Figure 2. QS is triggered in response to bile.

(A)(i) Promoter activity of the pqsA-E biosynthetic operon was significantly increased in the presence of 0.3% bile (p<0.005). (ii) TLC analysis of supernatant extracts from cells grown in the presence and absence of 0.3% bile revealed that the increased expression of the pqsA-E operon in the presence of bile results in increased production of the HHQ and PQS signal molecules. Synthetic HHQ and PQS were loaded as controls to facilitate identification of the signal molecules in the supernatant extract. (Bi & ii) Promoter activity of the rhlI and lasI AHL QS systems was also significantly increased in the presence of 0.3% bile (p<0.005). As with the PQS system, increased promoter activity was evident in early and late exponential phase growth. (Biii) Reversed phase TLC analysis of supernatant extracts taken from bile treated and un-treated PA14 cells grown in LB, and overlaid with soft agar containing the C. violaceum CV026 long chain AHL biosensor strain. Increased production of the long chain AHLs can clearly be seen in the treated sample corresponding to the position of the 3-oxo-C12-HSL standard (25 µg). All experiments were performed in triplicate and data presented is representative of at least three independent biological replicates.

Figure 3. Bile modulates inverse expression of the T6SS and T3SS.

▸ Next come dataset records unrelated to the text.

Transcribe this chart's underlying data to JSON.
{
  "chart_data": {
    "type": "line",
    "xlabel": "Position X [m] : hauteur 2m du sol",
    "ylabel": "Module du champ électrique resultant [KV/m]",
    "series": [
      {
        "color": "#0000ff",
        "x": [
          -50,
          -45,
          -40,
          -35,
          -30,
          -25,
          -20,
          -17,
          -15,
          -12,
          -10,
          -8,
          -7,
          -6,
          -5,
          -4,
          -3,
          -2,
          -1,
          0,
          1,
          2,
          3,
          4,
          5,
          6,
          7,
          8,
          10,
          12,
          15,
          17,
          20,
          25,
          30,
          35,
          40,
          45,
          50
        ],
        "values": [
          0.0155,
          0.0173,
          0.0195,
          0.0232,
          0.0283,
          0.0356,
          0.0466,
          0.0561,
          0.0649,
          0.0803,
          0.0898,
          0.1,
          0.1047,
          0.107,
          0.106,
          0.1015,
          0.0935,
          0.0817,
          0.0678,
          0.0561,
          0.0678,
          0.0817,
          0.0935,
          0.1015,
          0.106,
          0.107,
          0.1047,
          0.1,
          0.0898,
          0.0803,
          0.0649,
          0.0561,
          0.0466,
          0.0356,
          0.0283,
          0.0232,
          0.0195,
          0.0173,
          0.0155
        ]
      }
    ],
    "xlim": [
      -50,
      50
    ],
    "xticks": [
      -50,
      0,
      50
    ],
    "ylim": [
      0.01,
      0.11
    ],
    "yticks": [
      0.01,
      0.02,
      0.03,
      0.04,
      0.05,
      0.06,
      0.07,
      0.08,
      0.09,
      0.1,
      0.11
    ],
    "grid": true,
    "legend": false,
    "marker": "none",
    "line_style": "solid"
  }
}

(A) Promoter activity of the T6SS promoter tssA, which has been implicated in chronic infection, was significantly increased in the presence of 0.3% bile (p<0.05). (B) Promoter activity of the T3SS effector exoU, associated with acute infection, was significantly decreased in NTA medium in the presence of 0.3% bile (p<0.005). Previous studies have reported the inverse relationship between expression of these two systems. (C) Real Time RT-PCR expression analysis performed using UPL probes revealed that transcript levels of exoU were reduced >8 fold in NTA medium in response to 0.3% bile (p<0.005). All experiments were performed in triplicate and data presented is representative of at least three independent biological replicates.

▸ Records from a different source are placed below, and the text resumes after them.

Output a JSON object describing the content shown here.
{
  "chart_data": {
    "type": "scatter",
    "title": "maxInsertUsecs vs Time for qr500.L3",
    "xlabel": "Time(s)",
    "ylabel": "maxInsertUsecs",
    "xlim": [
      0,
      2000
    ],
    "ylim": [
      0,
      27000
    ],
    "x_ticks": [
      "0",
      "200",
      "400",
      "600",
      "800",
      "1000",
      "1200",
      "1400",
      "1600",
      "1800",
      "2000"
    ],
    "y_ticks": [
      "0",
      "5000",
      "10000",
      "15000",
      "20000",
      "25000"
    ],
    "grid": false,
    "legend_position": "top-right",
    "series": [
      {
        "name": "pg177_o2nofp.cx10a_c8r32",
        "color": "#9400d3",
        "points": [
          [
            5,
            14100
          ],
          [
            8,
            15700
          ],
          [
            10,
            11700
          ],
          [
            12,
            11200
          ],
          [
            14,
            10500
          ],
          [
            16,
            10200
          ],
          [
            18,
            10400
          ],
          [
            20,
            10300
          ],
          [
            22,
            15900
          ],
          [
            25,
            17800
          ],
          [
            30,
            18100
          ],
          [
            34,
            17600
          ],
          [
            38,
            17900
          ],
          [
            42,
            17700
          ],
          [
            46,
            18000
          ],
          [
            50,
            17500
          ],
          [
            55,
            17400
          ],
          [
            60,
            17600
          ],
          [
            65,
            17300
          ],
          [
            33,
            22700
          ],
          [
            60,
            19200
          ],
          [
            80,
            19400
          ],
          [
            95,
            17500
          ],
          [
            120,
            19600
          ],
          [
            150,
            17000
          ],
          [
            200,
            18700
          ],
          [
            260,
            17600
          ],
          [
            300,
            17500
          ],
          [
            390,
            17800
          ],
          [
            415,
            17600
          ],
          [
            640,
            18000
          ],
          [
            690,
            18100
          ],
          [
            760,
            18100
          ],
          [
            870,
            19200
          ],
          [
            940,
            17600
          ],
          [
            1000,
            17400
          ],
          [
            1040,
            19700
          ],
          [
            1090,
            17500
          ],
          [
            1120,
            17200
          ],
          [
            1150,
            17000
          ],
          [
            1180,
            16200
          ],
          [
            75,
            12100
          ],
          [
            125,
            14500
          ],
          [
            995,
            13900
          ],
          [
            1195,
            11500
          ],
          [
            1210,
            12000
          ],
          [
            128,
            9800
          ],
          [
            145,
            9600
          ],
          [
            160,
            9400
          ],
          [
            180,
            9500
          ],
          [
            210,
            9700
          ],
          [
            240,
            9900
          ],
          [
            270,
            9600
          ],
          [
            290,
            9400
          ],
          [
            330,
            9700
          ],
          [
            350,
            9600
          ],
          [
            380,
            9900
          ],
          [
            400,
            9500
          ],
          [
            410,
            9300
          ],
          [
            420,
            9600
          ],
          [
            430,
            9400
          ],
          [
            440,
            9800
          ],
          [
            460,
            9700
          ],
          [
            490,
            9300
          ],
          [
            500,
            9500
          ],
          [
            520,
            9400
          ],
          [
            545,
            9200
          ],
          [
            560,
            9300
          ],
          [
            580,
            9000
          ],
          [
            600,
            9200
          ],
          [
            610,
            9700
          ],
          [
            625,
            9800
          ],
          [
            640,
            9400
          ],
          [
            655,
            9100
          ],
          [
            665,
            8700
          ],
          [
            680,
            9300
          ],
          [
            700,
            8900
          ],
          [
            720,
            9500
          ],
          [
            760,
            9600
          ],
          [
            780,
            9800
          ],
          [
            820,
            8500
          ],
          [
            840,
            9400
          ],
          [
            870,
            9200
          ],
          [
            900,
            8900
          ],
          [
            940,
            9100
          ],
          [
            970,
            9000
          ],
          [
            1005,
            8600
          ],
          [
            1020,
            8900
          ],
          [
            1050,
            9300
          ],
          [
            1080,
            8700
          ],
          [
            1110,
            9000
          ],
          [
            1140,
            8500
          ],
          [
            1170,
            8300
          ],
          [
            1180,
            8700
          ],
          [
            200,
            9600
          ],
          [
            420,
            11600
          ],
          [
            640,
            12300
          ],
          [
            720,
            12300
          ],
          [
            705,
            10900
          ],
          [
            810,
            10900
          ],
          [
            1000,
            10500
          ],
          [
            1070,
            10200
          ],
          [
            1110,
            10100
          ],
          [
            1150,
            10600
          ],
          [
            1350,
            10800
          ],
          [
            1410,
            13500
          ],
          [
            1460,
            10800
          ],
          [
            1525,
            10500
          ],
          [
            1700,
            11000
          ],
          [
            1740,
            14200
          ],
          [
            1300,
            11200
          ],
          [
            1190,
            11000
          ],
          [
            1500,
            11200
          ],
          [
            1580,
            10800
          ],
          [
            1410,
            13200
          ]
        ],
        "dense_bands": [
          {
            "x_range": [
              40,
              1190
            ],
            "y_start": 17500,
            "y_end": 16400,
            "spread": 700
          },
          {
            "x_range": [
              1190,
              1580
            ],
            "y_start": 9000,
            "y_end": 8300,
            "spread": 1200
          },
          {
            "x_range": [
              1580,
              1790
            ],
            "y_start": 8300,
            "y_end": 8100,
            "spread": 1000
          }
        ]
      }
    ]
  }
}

Figure 4. Bile modulates biofilm formation in a broad spectrum of CF-associated pathogens.

Addition of subinhibitory concentrations of bile (0.3%) significantly increased biofilm formation in A. baumanii, P. spuronum, B. cenocepacia, and P. aeruginosa. Conversely, biofilm formation was significantly reduced in S. maltophilia and S. aureus at concentrations that are subinhibitory to growth. All experiments were performed in triplicate and data presented is representative of at least three independent biological replicates (**p<0.01, ***p<0.005).

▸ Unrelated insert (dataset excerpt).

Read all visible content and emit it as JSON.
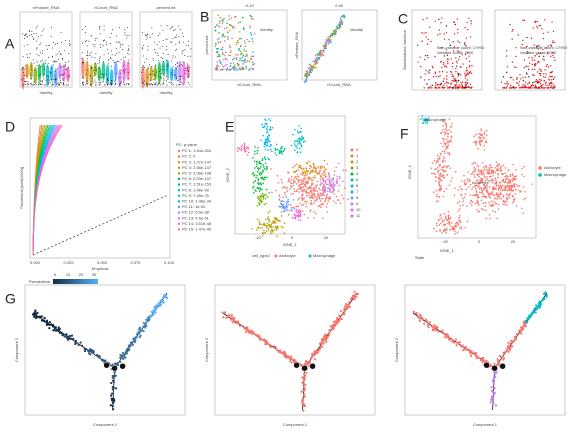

Figure 5. GER-derived bile may influence respiratory pathogen behaviour and biodiversity in the CF pulmonary system.

Bile aspiration linked to GER is highly prevalent in CF patients and has been linked to reduced pulmonary function in these patients. As bile is shown to influence key phenotypes associated with chronic infection in P. aeruginosa, GER-derived bile may constitute a major host factor in chronic respiratory disease. Bile induces biofilm formation, T6SS, and QS in P. aeruginosa, while T3SS and swarming motility are repressed. The transcriptional and phenotypic changes are consistent with a switch towards the chronic lifestyle adopted by P. aeruginosa and other respiratory pathogens in the CF lung. Bile also influences biofilm formation in other respiratory pathogens prevalent in CF patients suggesting that GER-derived bile may influence biodiversity in the CF lung.